Akihito and Michiko broke with tradition in many ways, especially in choosing themselves to raise their own children — Naruhito, Prince Akishino and former princess Sayako Kuroda, who lost her royal title when she married a commoner.
“It must have taken an enormous effort for (Akihito) to make those changes, breaking with the ancient traditions of the royal family,” Oda said.
As emperor, Akihito has made unprecedented visits to the Philippines and other Pacific islands conquered by Japan that were devastated in fierce fighting as the U.S.-led Allies took them back. Though the emperor has avoided outright apologies, he has subtly stepped up his expressions of regret in carefully scripted statements on the war.
“Even though the controversy was from his father’s era, I believe (Akihito) has decided that it is his responsibility to pray for all the war dead, from civilians to American and British soldiers. The Emperor must have thought that he had to do it,” Oda said.
Born on Dec. 23, 1933, Akihito was evacuated to the countryside in the closing days of the war as the Allies firebombed Tokyo. He was 11 when he heard his father announce Japan’s Aug. 15, 1945, surrender on the radio.
“My childhood memories begin in 1937 when I was three years old … and the war continued from then until August 1945. Thus, as I grew up, there was not a time without war,” Akihito said in 1999, marking the 10th anniversary of his reign.

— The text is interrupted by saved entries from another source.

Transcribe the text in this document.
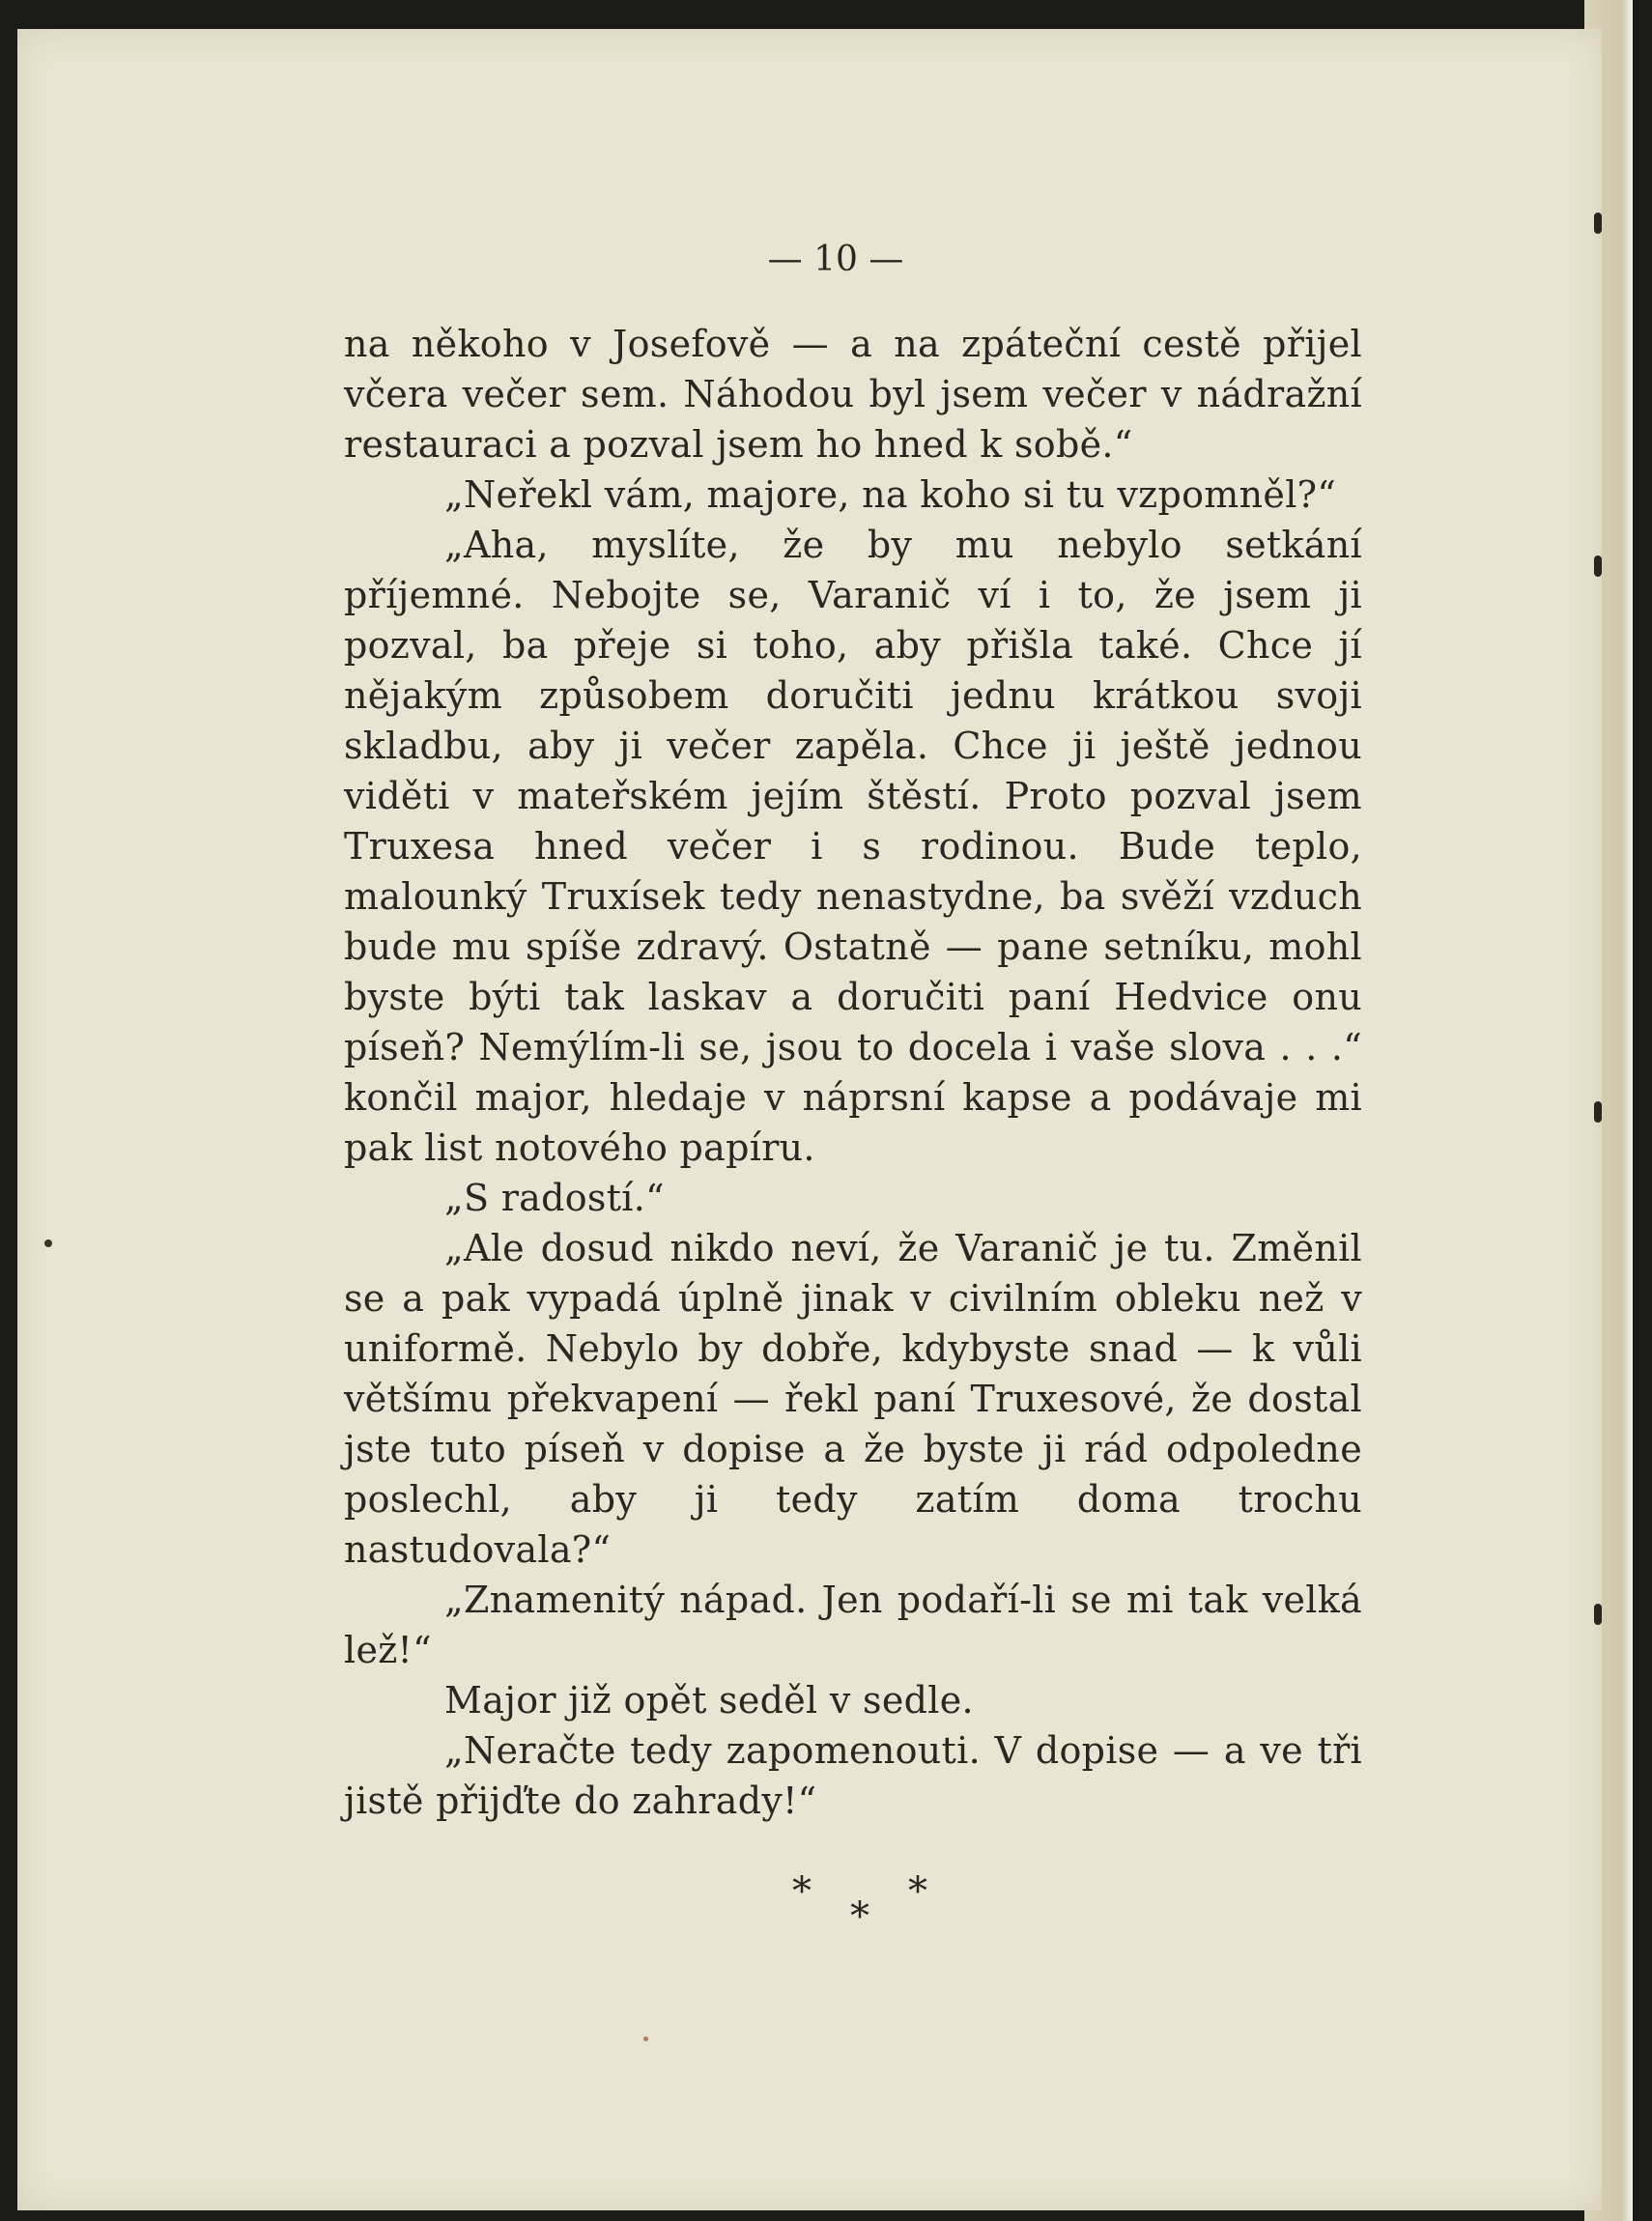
— 10 —

na někoho v Josefově — a na zpáteční cestě přijel včera večer sem. Náhodou byl jsem večer v nádražní restauraci a pozval jsem ho hned k sobě.“

„Neřekl vám, majore, na koho si tu vzpomněl?“

„Aha, myslíte, že by mu nebylo setkání příjemné. Nebojte se, Varanič ví i to, že jsem ji pozval, ba přeje si toho, aby přišla také. Chce jí nějakým způsobem doručiti jednu krátkou svoji skladbu, aby ji večer zapěla. Chce ji ještě jednou viděti v mateřském jejím štěstí. Proto pozval jsem Truxesa hned večer i s rodinou. Bude teplo, malounký Truxísek tedy nenastydne, ba svěží vzduch bude mu spíše zdravý. Ostatně — pane setníku, mohl byste býti tak laskav a doručiti paní Hedvice onu píseň? Nemýlím-li se, jsou to docela i vaše slova . . .“ končil major, hledaje v náprsní kapse a podávaje mi pak list notového papíru.

„S radostí.“

„Ale dosud nikdo neví, že Varanič je tu. Změnil se a pak vypadá úplně jinak v civilním obleku než v uniformě. Nebylo by dobře, kdybyste snad — k vůli většímu překvapení — řekl paní Truxesové, že dostal jste tuto píseň v dopise a že byste ji rád odpoledne poslechl, aby ji tedy zatím doma trochu nastudovala?“

„Znamenitý nápad. Jen podaří-li se mi tak velká lež!“

Major již opět seděl v sedle.

„Neračte tedy zapomenouti. V dopise — a ve tři jistě přijďte do zahrady!“

*
*
*
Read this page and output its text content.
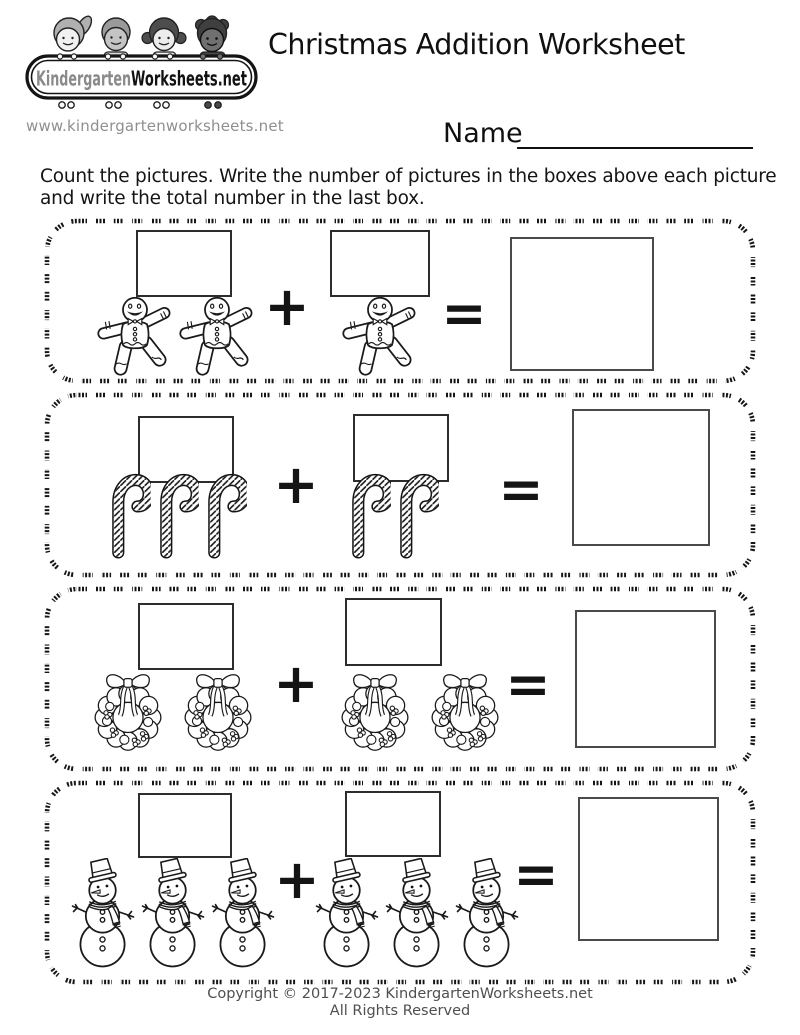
www.kindergartenworksheets.net
Christmas Addition Worksheet
Name
Count the pictures. Write the number of pictures in the boxes above each picture and write the total number in the last box.
+ =
+	=
+	=
+	=
Copyright © 2017-2023 KindergartenWorksheets.net
All Rights Reserved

During the postwar U.S. occupation of Japan from 1945-52, he was tutored in English by Elizabeth Vining, a Quaker whose influence helped shape Akihito’s independent thinking and his pacifist and democratic views, his friends say.
“It gives my deep comfort that the Heisei era is coming to an end, free of war in Japan,” Akihito said, his voice trembling with emotion, at a news conference in December marking his 85th birthday.
Akihito has shown a special interest in Okinawa, the small southern islands where about 100,000 civilians lost their lives in the only ground battles inside Japan. Under U.S. occupation until 1972, the islands still are home to about half of the 50,000 American troops based in dozens of bases in Japan under a bilateral security pact.
Akihito was almost hit by a Molotov cocktail on a 1975 visit to Okinawa, where anti-emperor sentiment runs strong. But he and Michiko stuck with their schedule despite the attack and have returned to the islands 10 more times so far.
Oda said he hopes Akihito and Michiko might enjoy their retirement after his abdication, perhaps in scenic Karuizawa, where their romance began.
Using taxpayer dollars might be a problem, Oda said, but “My dream is to see the Emperor and Empress build a cute little cottage near that tennis court, where they first met, so they can visit and perhaps play a bit and then after that they can enjoy talking before a fireplace.”